Lorsque les historiens de demain jugeront la médecine d’aujourd’hui, ils relèveront le phénomène de « l’extension des indications » comme le plus marquant de la sociologie sanitaire des XX° et XXI° siècles. Et si l’épistémologie du soin était un jour enfin introduite dans l’enseignement des facultés de médecine, son objet principal serait certainement l’étude des ajustements entre risque de surmédicalisation et risque de négligence.
L’extension des indications a concerné et concerne encore tous les secteurs du soin. L’hypertension est traitée dix fois trop souvent après 40 ans et cent fois trop souvent après 70 ans. L’appendicectomie a été réalisée cent fois trop souvent à tort jusqu’aux années 1980. La quasi-totalité des amygdalectomies, adénoïdectomies, hystérectomies ont été abusives et inutiles. Les antidépresseurs et benzodiazépines sont mille fois trop prescrits. Les césariennes trois fois trop fréquentes, les déclenchements d’accouchement trente fois trop. Plus de la moitié des dépistages, bilans et imageries diverses conduisent à des diagnostics abusifs. Les antibiotiques sont dix fois trop prescrits. La crainte de la rarissime dyspnée laryngée provoque le traitement corticoïde de 50% des toux de nourrissons fébriles. Les anti-inflammatoires et antalgiques morphiniques sont cent fois trop prescrits. J’arrête là cette liste où j’ai volontairement minimisé les chiffres pour ne pas risquer une trop forte marginalisation.

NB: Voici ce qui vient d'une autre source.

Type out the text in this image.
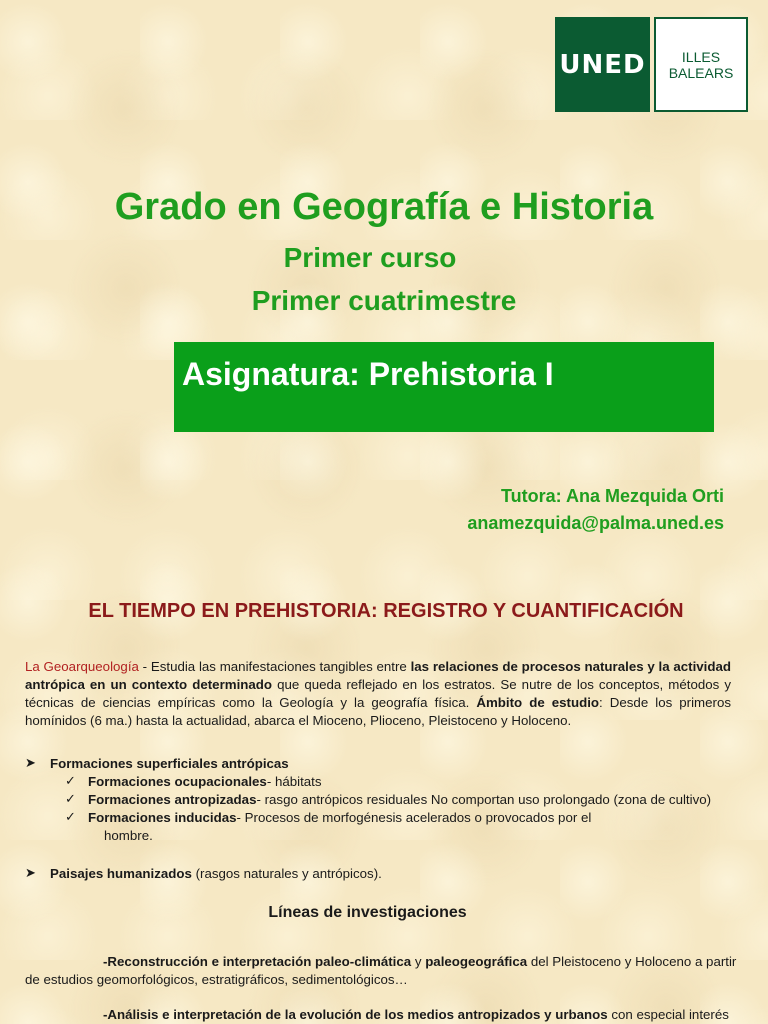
UNED	ILLES
BALEARS
Grado en Geografía e Historia
Primer curso
Primer cuatrimestre
Asignatura: Prehistoria I
Tutora: Ana Mezquida Orti
anamezquida@palma.uned.es
EL TIEMPO EN PREHISTORIA: REGISTRO Y CUANTIFICACIÓN
La Geoarqueología - Estudia las manifestaciones tangibles entre las relaciones de procesos naturales y la actividad antrópica en un contexto determinado que queda reflejado en los estratos. Se nutre de los conceptos, métodos y técnicas de ciencias empíricas como la Geología y la geografía física. Ámbito de estudio: Desde los primeros homínidos (6 ma.) hasta la actualidad, abarca el Mioceno, Plioceno, Pleistoceno y Holoceno.
➤ Formaciones superficiales antrópicas
✓ Formaciones ocupacionales- hábitats
✓ Formaciones antropizadas- rasgo antrópicos residuales No comportan uso prolongado (zona de cultivo)
✓ Formaciones inducidas- Procesos de morfogénesis acelerados o provocados por el
hombre.
➤ Paisajes humanizados (rasgos naturales y antrópicos).
Líneas de investigaciones
-Reconstrucción e interpretación paleo-climática y paleogeográfica del Pleistoceno y Holoceno a partir
de estudios geomorfológicos, estratigráficos, sedimentológicos…
-Análisis e interpretación de la evolución de los medios antropizados y urbanos con especial interés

La seule défense acceptable d’un médecin contre cette diatribe, serait celle du principe de précaution. Défense bien légère qu’un habile avocat retournerait contre lui pour dévoiler son incompétence clinique.
Récemment, suite à la proposition aberrante et heureusement vite oubliée d’apprendre aux étudiants l’examen gynécologique sur des patientes anesthésiées, certains sont allé jusqu’à évoquer l’accusation de viol.
J’ai la naïveté pour supposer et l’expérience pour savoir que les examens gynécologiques sur patiente anesthésiée sont pratiqués pour des raisons cliniques, et ont toujours lieu devant les membres de l’équipe chirurgicale qui entoure ces patientes.
Les juges, interpellés sur cette question du « viol symbolique », ont eu la sagesse de répondre qu’ils ignoraient ce qu’était un viol symbolique, mais par contre qu’ils avaient la définition pénale du viol : « tout acte de pénétration sexuelle, de quelque nature qu’il soit, commis sur la personne d’autrui par violence, contrainte, menace ou surprise ».
Si le majeur et l’index sont une « quelque nature » et si l’anesthésie est une « surprise », je n’ose pas penser ce qui se passerait si les juges se mettaient à pratiquer l’extension des indications judiciaires avec la même frénésie que les médecins pratiquent l’extension des indications médicales !
Mots-clefs : anesthésie, formation, gynécologie, médecins, viol
S’il y a consentement préalable de la patiente, aucun problème.
Lisons, relisons, encourageons à lire « Knock » de Jules Romain. Mieux, inscrivons le au programme des études médicales… mais je crains qu’il ne soit déjà trop tard et que le Dr Knock ne soit devenu l’exemple à suivre et Parpallet un vieux c…
Cette définition du viol devrait être complétée par la caractérisation du but du violeur: sadisme, volonté d’humilier, de rabaisser, de traiter la femme (ou l’homme) comme un objet et/ou d’obtenir une jouissance physique (orgasme) ou psychique (sadisme).
On verrait ainsi que le TV ne peut en aucun cas être considéré comme un viol.